La monnaie n’est pas un bien comme un autre
« [B]lâmée à juste titre car elle n’est pas naturelle mais se fait aux dépens des autres », la chrématistique a cours légal depuis des lustres. Son autorisation progressive, sa lente pénétration dans les mœurs acceptables, sa normalisation qui pendant longtemps fut freinée des quatre fers par l’Eglise, marque le commencement de l’ère capitaliste. Autrefois vilipendée par la culture helléno-chrétienne, la pratique de l’usure est aujourdʼhui parfaitement admise. C’est incontestable. Même le pape, et ses fidèles à sa suite, ne s’en préoccupent pas, bravant allègrement l’interdit oublié.
Le mot « usure » se rapproche du mot « usage ». Voici sans doute la raison : la monnaie est un bien. Tout bien a deux types de valeur : sa valeur d’usage et sa valeur d’échange. Voyez cette monographie de Charles Maurras posée à portée de main sur le bureau, une édition originale de L’enquête sur la monarchie, je peux la lire, l’étudier, la méditer, lʼannoter en vue de travaux de recherche futurs. Voilà sa valeur d’usage. Ou je peux essayer de la vendre pour un bon prix sur Amazon, ou à un bouquiniste spécialisé dans les livres rares et anciens. C’est sa valeur dʼéchange. Or la monnaie n’est pas un bien comme un autre, livre, chaussure ou voiture… Elle fait figure d’exception car elle est uniquement valeur d’échange, déterminée par la loi de l’offre et de la demande. Elle n’est que cela. Elle « est principe et fin de l’échange, » et nʼa pas, par conséquent, de valeur d’usage.

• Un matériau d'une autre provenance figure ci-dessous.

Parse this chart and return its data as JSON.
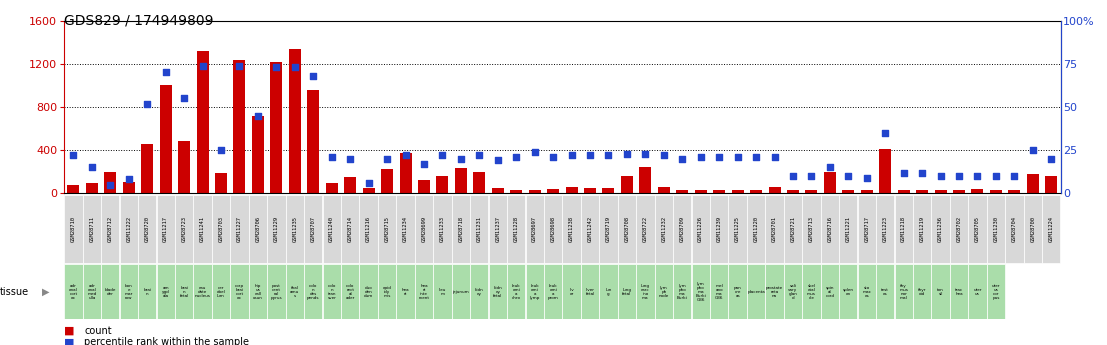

Cette spécificité est pleinement exprimée par ce proverbe indien : « Ce n’est que lorsque le dernier arbre sera abattu, que le dernier fleuve sera pollué, que le dernier poisson sera pêché, ce n’est quʼalors et alors seulement, que l’homme comprendra que lʼargent n’est pas comestible. » La monnaie n’est une denrée, un bien d’usage, si lʼon peut dire.
L’usure est la mise en valeur d’usage de la monnaie
Ainsi de la théorie. Car en pratique il est possible de dénaturer la fonction de la monnaie, de lui doter une valeur d’usage. Cette dénaturation, c’est lʼusure, la mise en valeur d’usage de la monnaie. Aristote considérait qu’ « il est tout à fait normal de haïr le métier d’usurier du fait que son patrimoine lui vient de l’argent lui-même, et que celui-ci n’a pas été inventé pour cela. Car il a été fait pour l’échange, alors que lʼintérêt le fait se multiplier. […] L’intérêt est de l’argent né de l’argent. […] Cette façon dʼacquérir est la plus contraire à la nature. »
Notre système monétaire et financier repose sur une dénaturation, rien dʼétonnant quʼil broie les hommes et abîme la nature. Le principe de la dette est effectivement à la base de la création monétaire, via, au niveau macroscopique, les D.T.S. (droits de tirage spéciaux) du Fonds monéraire international, et, au niveau « micro », les prêts aux entreprises et aux ménages accordés par les banques de second rang (B.S.R.). On le voit bien quand on lit des essais dʼanalyse économique : le sujet des dettes, publiques ou privées et des taux dʼintérêt est omniprésent. Il nʼest pratiquement question que de cela dans la littérature macroéconomique contemporaine.
« Achrématistique », donc. Pourquoi diable ce néologisme ? Parce quʼil faut mettre un concept sur un phénomène sans précédent. Une réalité qui relève de lʼabsurdité économique : lʼexistence de taux dʼintérêt négatifs.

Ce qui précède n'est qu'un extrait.